Was Maria Smith a competent witness ? “ A party to an action or proceeding, may be examined as a witness in his own behalf, the same as any other witness.” So reads the Code, as amended in 1857, § 399. Maria Smith is a party to the action against the defendant, her husband. The language of this provision clearly embraces her, and yet, one familiar with the rules of the common law, relating to husband *166and wife, and the reasons assigned, time out of mind for those rules, would be likely to hesitate long, before coming to the conclusion that the legislature intended an innovation so dangerous to the peace of families, and the harmony of the domestic relations.- At Common law, neither the husband nor the wife, could be a witness for or against the other, and this rule was founded partly upon their legal rights and interests, and partly on principles of public policy. It was supposed to be essential to the happiness of social life, that the confidence subsisting between husband and wife, should be sacredly protected and cherished in its most unlimited extent; and that to break down or impair the great principles which protect the sanctity of that relation, would be to destroy the best solace of human existence. (1 Green. Ev. § 334, and the cases cited.)
So sacred were these principles regarded, that the supreme court of the United States, in Stein agt. Bowman, (13 Pet. 223,) held it error to admit the widow as a witness, to prove that her deceased husband had been bribed to give evidence in a cause.
The court say, that the principle rendered the husband and wife incompetent to disclose facts in evidence, in violation of the rule,—that the principle does not rest upon the discretion of the parties.
There are some exceptions to the rule, relating generally to cases of personal violence. As to the exceptions, see Best on the Prin. of Ev. §§ 160 to 164; Green.

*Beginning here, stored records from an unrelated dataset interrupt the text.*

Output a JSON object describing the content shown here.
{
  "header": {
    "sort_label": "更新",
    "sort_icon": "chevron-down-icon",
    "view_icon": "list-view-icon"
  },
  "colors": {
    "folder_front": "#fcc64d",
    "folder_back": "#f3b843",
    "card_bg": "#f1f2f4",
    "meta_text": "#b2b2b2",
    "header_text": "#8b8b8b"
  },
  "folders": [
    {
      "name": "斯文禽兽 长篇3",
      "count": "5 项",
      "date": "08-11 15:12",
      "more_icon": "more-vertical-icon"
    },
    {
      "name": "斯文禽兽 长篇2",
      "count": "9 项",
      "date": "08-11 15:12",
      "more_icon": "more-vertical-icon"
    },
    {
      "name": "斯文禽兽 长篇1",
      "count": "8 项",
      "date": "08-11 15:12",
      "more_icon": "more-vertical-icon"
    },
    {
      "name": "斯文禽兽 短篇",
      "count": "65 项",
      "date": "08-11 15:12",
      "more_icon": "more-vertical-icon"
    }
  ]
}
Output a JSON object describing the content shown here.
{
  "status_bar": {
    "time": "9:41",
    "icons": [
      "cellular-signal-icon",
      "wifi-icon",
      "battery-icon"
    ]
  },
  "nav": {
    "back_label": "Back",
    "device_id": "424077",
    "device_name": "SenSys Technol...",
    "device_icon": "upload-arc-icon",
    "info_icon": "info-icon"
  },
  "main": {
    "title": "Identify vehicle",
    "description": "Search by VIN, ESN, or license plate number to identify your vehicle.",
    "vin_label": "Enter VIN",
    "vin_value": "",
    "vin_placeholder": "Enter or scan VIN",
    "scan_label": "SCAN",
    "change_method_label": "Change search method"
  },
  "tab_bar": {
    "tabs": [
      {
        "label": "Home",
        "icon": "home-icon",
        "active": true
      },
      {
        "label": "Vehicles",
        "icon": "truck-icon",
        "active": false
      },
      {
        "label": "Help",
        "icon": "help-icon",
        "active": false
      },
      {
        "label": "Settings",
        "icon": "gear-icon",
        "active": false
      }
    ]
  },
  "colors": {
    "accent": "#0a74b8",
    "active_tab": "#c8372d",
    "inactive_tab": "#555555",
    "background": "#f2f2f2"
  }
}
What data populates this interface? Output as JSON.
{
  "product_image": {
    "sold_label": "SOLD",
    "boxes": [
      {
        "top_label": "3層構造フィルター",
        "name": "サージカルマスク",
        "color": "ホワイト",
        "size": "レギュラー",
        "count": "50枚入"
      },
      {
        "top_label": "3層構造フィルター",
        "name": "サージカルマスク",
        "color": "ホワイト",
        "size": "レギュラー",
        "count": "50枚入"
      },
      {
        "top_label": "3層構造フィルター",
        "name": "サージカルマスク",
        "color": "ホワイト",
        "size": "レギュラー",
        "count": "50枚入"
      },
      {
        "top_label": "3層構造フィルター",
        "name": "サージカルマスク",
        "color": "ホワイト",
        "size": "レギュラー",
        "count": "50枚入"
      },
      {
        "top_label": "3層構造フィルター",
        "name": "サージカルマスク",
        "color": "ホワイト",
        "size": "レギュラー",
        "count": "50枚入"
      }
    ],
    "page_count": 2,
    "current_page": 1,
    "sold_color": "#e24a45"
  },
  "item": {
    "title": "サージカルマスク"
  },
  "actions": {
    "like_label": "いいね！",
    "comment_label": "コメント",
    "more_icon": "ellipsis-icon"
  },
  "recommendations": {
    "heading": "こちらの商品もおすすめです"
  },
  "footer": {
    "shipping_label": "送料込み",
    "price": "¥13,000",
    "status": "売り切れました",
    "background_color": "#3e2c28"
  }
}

Ev. §§ 343 to 345.
notwithstanding the principles upon which the rule is founded, I am not quite sure, but for the decisions which will be' presently noticed, that I should not have held that the legislature, in declaring that, “ A party to an action or proceeding, may be examined as a witness in his own behalf, the same as any other witness,” had abrogated this rule, and that in all actions between husband and wife, either could be a witness against the other.
In the English statute, (6 and 7 Vict. chap. 85,) enacting that “ no person offered as a witness shall be excluded, by reason of incapacity from interest, from giving evidence,” it is care*167fully provided that the act shall not render competent a party to the suit, &e., or the husband or wife of such persons respectively.
It is one of the original provisions of the Code, that “ a party to an action may be examined as a witness, at the instance of the adverse party,” (§ 390.) Under this provision, it was held, that in an action for a divorce for adultery, the defendant could not be examined as a witness for the plaintiff. (Arborgast agt. Arborgast, 8 How. Pr. R. 297.) In Pillow agt. Bushnell, (5 Barb. 154,) the action was by husband and wife for an assault and battery on the wife, and the defendant called the wife as a witness. It was held, that she was incompetent to testify for or against her husband; that the object of the statute was simply to remove the objection that previously existed, that a person could not be compelled to testify, because he was a party to the record. These cases are in principle, in point. The plaintiff was an incompetent witness in her own action against her husband, and no judgment can be rendered upon her evidence. She may take an order recommitting the action to the referee.